2. Healthcare reform is “life-and-death.” By opposing the Democrats’ reforms, Joe stands for “life.” So what does that leave the Democrats with? Awesome. Getting the death panels in there without saying “panels.” It’s just plain “death.” These guys are sharp, I’ll tell you. Watch out, seniors, the GOP, suddenly now the guardians of Medicare’s single-payer, government-funded-and-run healthcare system, are going to protect you from Democrats who want to rain death down on the aged.
3. The apology has nothing to do with the substance of what he said. The reiteration of “liberals” wanting healthcare for “illegals” is a reaffirmation of his charge that the president was lying. So here’s the narrative: the president was indeed lying, and Joe the Congressman, protector of the elderly and the glorious Republic and its citizens, was so filled with the Holy Spirit that he could not contain himself in the face of such lies. He called Obama out. He was right, but it was kinda sorta inappropriate…even though Obama’s not the real president because he’s a Kenyan Muslim, and the British call each other liars all the time in their Congress or something (just to note a fact: while they do heckle, it is against the rules in the House of Commons for Members to accuse the speaker of lying – just saying).
4. Joe couldn’t help but blurt something out because the People were speaking through him. He got all riled up by those town meetings that he was carrying along We the People’s outrage. Not his fault.
5. I heckled the president and called him a liar on national television. Then I was forced to apologize because that hurts my party leadership. Give me money.
One important way of looking at this is that while this (essentially trivial) episode will likely hurt the GOP and strengthen the chances of getting a healthcare bill passed, it helps at least one individual: Joe Wilson. Sure, some lefties will give money to his opponent in 2010 (who has already raised more than $100,000 in 24 hours), but let’s face it – a Democrat is not going to win in Wilson’s South Carolina district. Wilson supported flying the Confederate flag over SC’s state house, for chrissakes. This is South Carolina we’re talking about here. Two days ago nobody had ever heard of Joe Wilson. Now he’s a hero of the right wing. Karl Rove called him a “good guy” on Fox. He’s news story #1. Sure, most people don’t like him. Sure, it’ll turn independents and moderate Republicans further away from the GOP. But Joe doesn’t care about that – he doesn’t answer to those people. He cares about the right wing nutbars that got him elected in South Carolina, and he cares about those future appearances on Fox or the Sarah Palin Show (watch for it, people) or Glenn Beck or whatever other circus out there is going to pay him more money than he ever dreamed of before “you lie” left his mouth. Joe’s a somebody now. Watch out, Sarah the Former Governor.
Oh, and his real name is Addison Graves Wilson, Sr. But hey, are any of the Joes really named Joe? When do we get the photos of him hunting wolves or something?
September 10, 2009
Apparently the press is going to focus on Joe Wilson’s outburst and overlook the fact that the Republicans as a whole were heckling the president throughout his speech, chortling and smirking, and holding up silly signs. Shockingly juvenile? Well, juvenile. No longer so shocking. Frightening, maybe. Read Dana Milbank in the Washington Post for a good summary of the GOP frat-boy behavior during the speech. He leaves out, though, Eric Cantor’s attachment to his Blackberry.
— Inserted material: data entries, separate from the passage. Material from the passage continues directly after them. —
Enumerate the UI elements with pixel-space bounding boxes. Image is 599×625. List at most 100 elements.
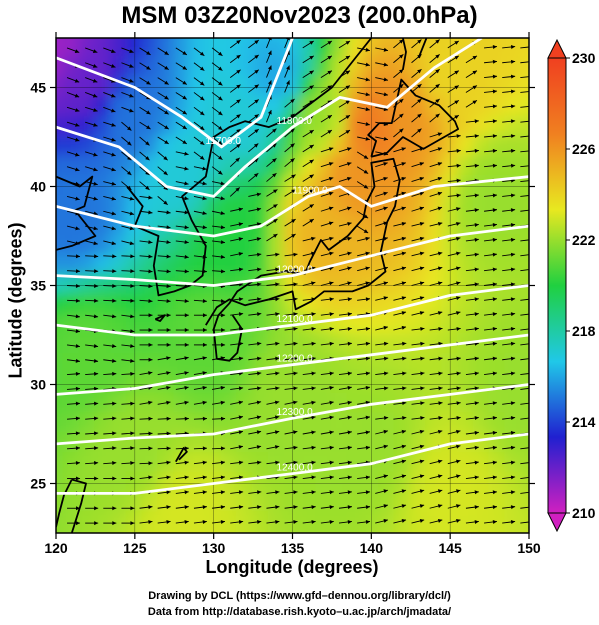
wind-arrow — [484, 460, 498, 465]
wind-arrow — [248, 386, 262, 391]
wind-arrow — [429, 326, 443, 331]
wind-arrow — [484, 59, 498, 64]
wind-arrow — [465, 100, 478, 108]
wind-arrow — [157, 475, 171, 480]
wind-arrow — [357, 475, 371, 480]
wind-arrow — [338, 221, 352, 227]
wind-arrow — [248, 54, 260, 64]
contour-line — [56, 284, 529, 337]
wind-arrow — [266, 233, 278, 242]
wind-arrow — [284, 189, 296, 197]
wind-arrow — [284, 65, 290, 78]
heat-cell — [488, 0, 524, 36]
wind-arrow — [266, 400, 280, 405]
wind-arrow — [66, 106, 80, 112]
wind-arrow — [157, 356, 171, 361]
heat-cell — [441, 0, 477, 36]
wind-arrow — [193, 210, 207, 216]
wind-arrow — [266, 415, 280, 420]
wind-arrow — [320, 221, 334, 227]
wind-arrow — [139, 210, 153, 215]
heat-cell — [220, 0, 256, 36]
wind-arrow — [320, 490, 334, 495]
wind-arrow — [502, 326, 516, 331]
wind-arrow — [484, 267, 498, 272]
wind-arrow — [230, 222, 244, 227]
wind-arrow — [447, 40, 460, 49]
wind-arrow — [320, 176, 334, 182]
wind-arrow — [465, 252, 479, 257]
wind-arrow — [356, 151, 369, 160]
wind-arrow — [121, 344, 135, 349]
heat-cell — [63, 0, 99, 36]
wind-arrow — [375, 281, 388, 286]
wind-arrow — [447, 459, 461, 465]
contour-label: 11800.0 — [277, 116, 313, 127]
wind-arrow — [85, 166, 98, 172]
wind-arrow — [67, 506, 81, 511]
wind-arrow — [520, 328, 529, 331]
wind-arrow — [66, 151, 80, 157]
wind-arrow — [411, 341, 425, 346]
wind-arrow — [375, 429, 388, 435]
wind-arrow — [248, 128, 260, 138]
wind-arrow — [520, 521, 529, 524]
wind-arrow — [302, 40, 314, 49]
wind-arrow — [393, 386, 407, 391]
wind-arrow — [338, 326, 352, 331]
wind-arrow — [121, 506, 135, 511]
wind-arrow — [393, 281, 407, 286]
wind-arrow — [121, 521, 135, 526]
wind-arrow — [85, 77, 98, 83]
wind-arrow — [338, 430, 352, 435]
wind-arrow — [357, 106, 370, 112]
wind-arrow — [85, 521, 99, 526]
wind-arrow — [121, 401, 135, 406]
wind-arrow — [375, 162, 388, 168]
wind-arrow — [338, 490, 352, 495]
wind-arrow — [356, 166, 369, 174]
wind-arrow — [447, 163, 461, 168]
wind-arrow — [429, 191, 443, 197]
heat-cell — [236, 0, 272, 36]
wind-arrow — [85, 47, 98, 53]
wind-arrow — [248, 297, 262, 302]
wind-arrow — [429, 54, 440, 64]
wind-arrow — [212, 505, 226, 510]
wind-arrow — [66, 225, 80, 231]
wind-arrow — [429, 371, 443, 376]
wind-arrow — [212, 475, 226, 480]
wind-arrow — [85, 506, 99, 511]
wind-arrow — [121, 240, 135, 246]
wind-arrow — [393, 39, 404, 49]
wind-arrow — [520, 343, 529, 346]
heat-cell — [378, 0, 414, 36]
wind-arrow — [229, 84, 241, 93]
wind-arrow — [85, 210, 98, 216]
wind-arrow — [284, 158, 295, 168]
wind-arrow — [502, 312, 516, 317]
wind-arrow — [320, 400, 334, 405]
wind-arrow — [429, 68, 440, 78]
wind-arrow — [520, 46, 529, 49]
wind-arrow — [465, 282, 479, 287]
wind-arrow — [193, 475, 207, 480]
wind-arrow — [212, 400, 225, 405]
heat-cell — [347, 0, 383, 36]
wind-arrow — [175, 460, 189, 465]
wind-arrow — [302, 312, 316, 317]
wind-arrow — [66, 47, 80, 53]
plot-area: 11700.0 11800.0 11900.0 12000.0 12100.0 12200… — [56, 0, 529, 533]
wind-arrow — [484, 193, 498, 198]
wind-arrow — [175, 195, 189, 201]
wind-arrow — [139, 136, 150, 146]
wind-arrow — [411, 459, 425, 465]
wind-arrow — [121, 314, 135, 319]
wind-arrow — [484, 297, 498, 302]
wind-arrow — [393, 401, 407, 406]
wind-arrow — [121, 181, 132, 191]
wind-arrow — [393, 221, 407, 227]
wind-arrow — [67, 401, 81, 406]
wind-arrow — [175, 121, 188, 130]
wind-arrow — [193, 121, 205, 131]
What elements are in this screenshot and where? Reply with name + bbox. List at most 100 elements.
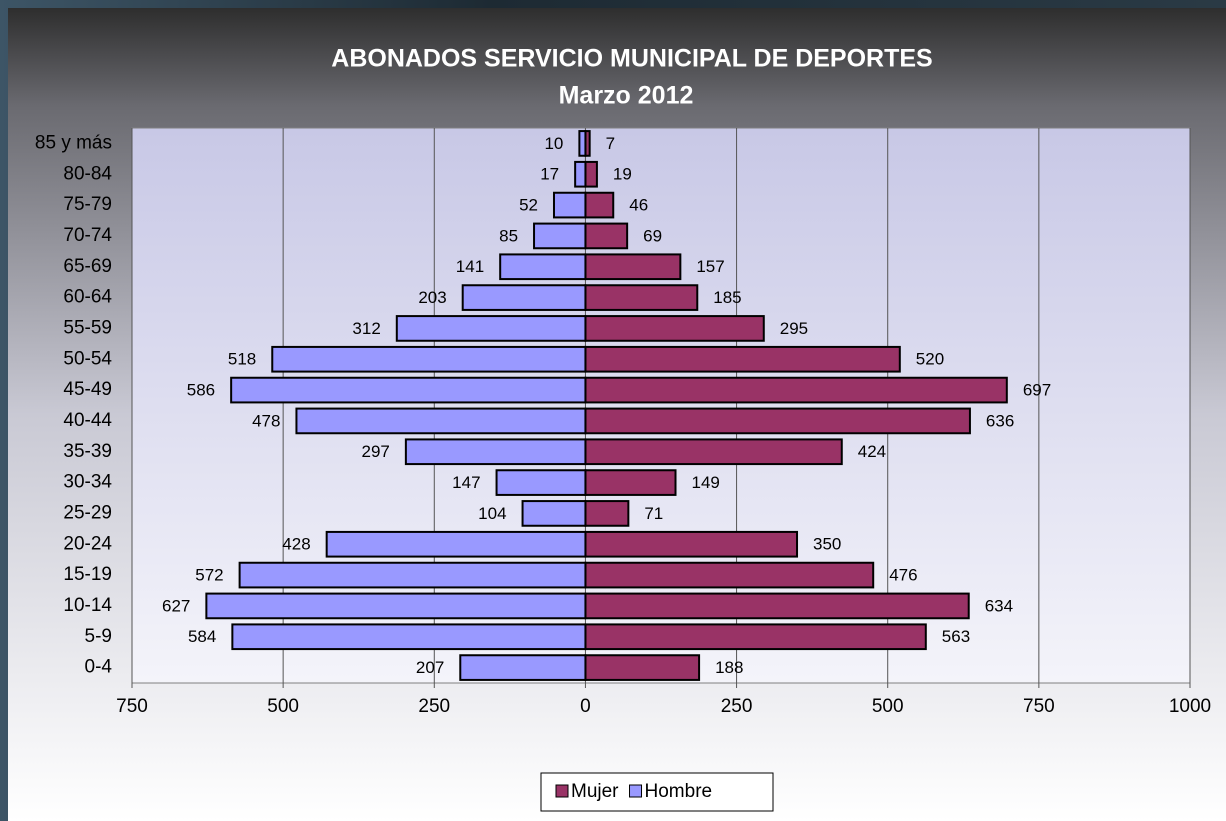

Also, how stupid do you have to be to believe the Democrats would write a bill that covered illegal immigrants (I’ll leave aside the abominably stupid death-panel claim)? Mind you, it might be a good idea to provide healthcare for illegal immigrants, considering that’s millions of people who live and work in the United States. However, given what Joe Average thinks about “the illegals,” what sort of idiot believes that the Democrats would commit political hari kari so spectacularly? I suppose the same rocket scientists who believe that the president is a closet Socialist/Islamist (I’m going with the term Islamunist, by the way).